Do we love to spring ahead or hate it? In a year filled with 8,760 hours, why do we think it’s such a big deal? It’s just 0.01141552511415525% of a year.
Aside from what you may have heard over your lifetime, farmers are not to blame and it was not created by Benjamin Franklin. Daylight saving time was actually first instituted by Germany on May 1, 1916 in an effort to conserve fuel during World War I.
Do we still need it today? U.S. states are starting to decide on an individual basis. The Florida Senate just approved a bill that once they spring ahead on March 11, 2018, they could remain there. The approval means the bill will go to the governor’s desk, but it doesn’t mean the “spring forward” clock change Sunday at 2 a.m. will put the state on permanent daylight saving time.

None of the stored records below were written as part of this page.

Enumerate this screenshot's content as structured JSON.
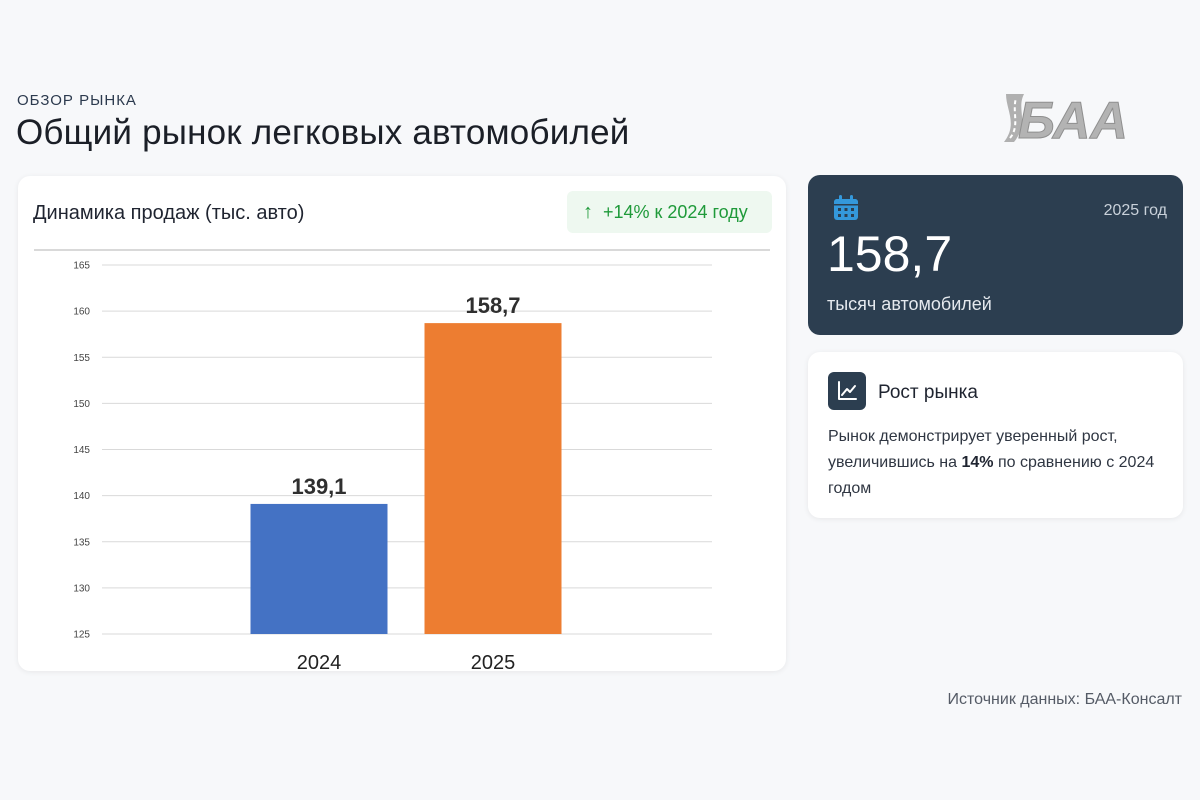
{
  "header": {
    "eyebrow": "ОБЗОР РЫНКА",
    "title": "Общий рынок легковых автомобилей"
  },
  "logo": {
    "text": "БАА",
    "color": "#b3b3b3"
  },
  "chart_card": {
    "title": "Динамика продаж (тыс. авто)",
    "badge_arrow": "↑",
    "badge_text": "+14% к 2024 году",
    "badge_color": "#1f9a3a"
  },
  "chart_data": {
    "type": "bar",
    "categories": [
      "2024",
      "2025"
    ],
    "values": [
      139.1,
      158.7
    ],
    "value_labels": [
      "139,1",
      "158,7"
    ],
    "colors": [
      "#4472c4",
      "#ed7d31"
    ],
    "title": "Динамика продаж (тыс. авто)",
    "xlabel": "",
    "ylabel": "",
    "ylim": [
      125,
      165
    ],
    "yticks": [
      125,
      130,
      135,
      140,
      145,
      150,
      155,
      160,
      165
    ],
    "grid": true,
    "legend": "none"
  },
  "kpi": {
    "year": "2025 год",
    "value": "158,7",
    "unit": "тысяч автомобилей",
    "icon": "calendar-icon",
    "icon_color": "#3498db",
    "background": "#2c3e50"
  },
  "info": {
    "icon": "chart-line-icon",
    "title": "Рост рынка",
    "text_before": "Рынок демонстрирует уверенный рост, увеличившись на ",
    "text_bold": "14%",
    "text_after": " по сравнению с 2024 годом"
  },
  "footer": {
    "source": "Источник данных: БАА-Консалт"
  }
}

Currently, states can opt out of daylight saving time to stay on standard time, but cannot make daylight saving time permanent. So, it will be interesting to see what transpires in the coming weeks.
Most areas of the United States observe daylight saving time (DST), the exceptions being Arizona, Hawaii, and the overseas territories of American Samoa, Guam, the Northern Mariana Islands, Puerto Rico, and the United States Virgin Islands.
Whether you love it or hate, know that it’s a good time to do a few inexpensive, routine updates in and around your home.
1 – Replace the smoke alarm and carbon monoxide detector batteries.
These alarms save lives! For just a few dollars and minutes of your time, you can economically and quickly replace the batteries and know your family is safer.
2 – Prepare a storm kit for your home and car.
This can be a lifesaver in a power outage or if you get stranded in your car in bad weather. Make sure you have a long-lasting LED flashlight, a reflective vest for walking at night, non-perishable snacks, water and a warm blanket. Go to www.ready.gov/build-a-kit for more detailed kit information.
3 – Check your sump pump.
Spring often brings rain so make sure your sump pump is draining properly. Do not wait until a major snow thaw or rainstorm to find out that the pump’s motor is shot and you have 4” of water in your basement. It’s also a good idea to invest in a backup battery in the event of a power outage.
4 – Inspect the exterior of your home.
Did you just get through a harsh winter? Take a walk around the outside of the house: Are there cracks in the concrete? Is the driveway in good condition? Check the roof for signs of loose or broken shingles. Look up at the chimney for signs of wear. Check the facade and foundation for cracks or signs of water pooling.
5 – Change your clocks.
If you have any clocks in your home that run on batteries, make sure to set them ahead one hour before you head to bed. If you have an older model car like me, make sure to change the clock on your dash as well. Then when you wake it you’ll be on the right track.
As for keeping your body on track, you know that it’s coming, so maybe hop into bed an hour early on Saturday night.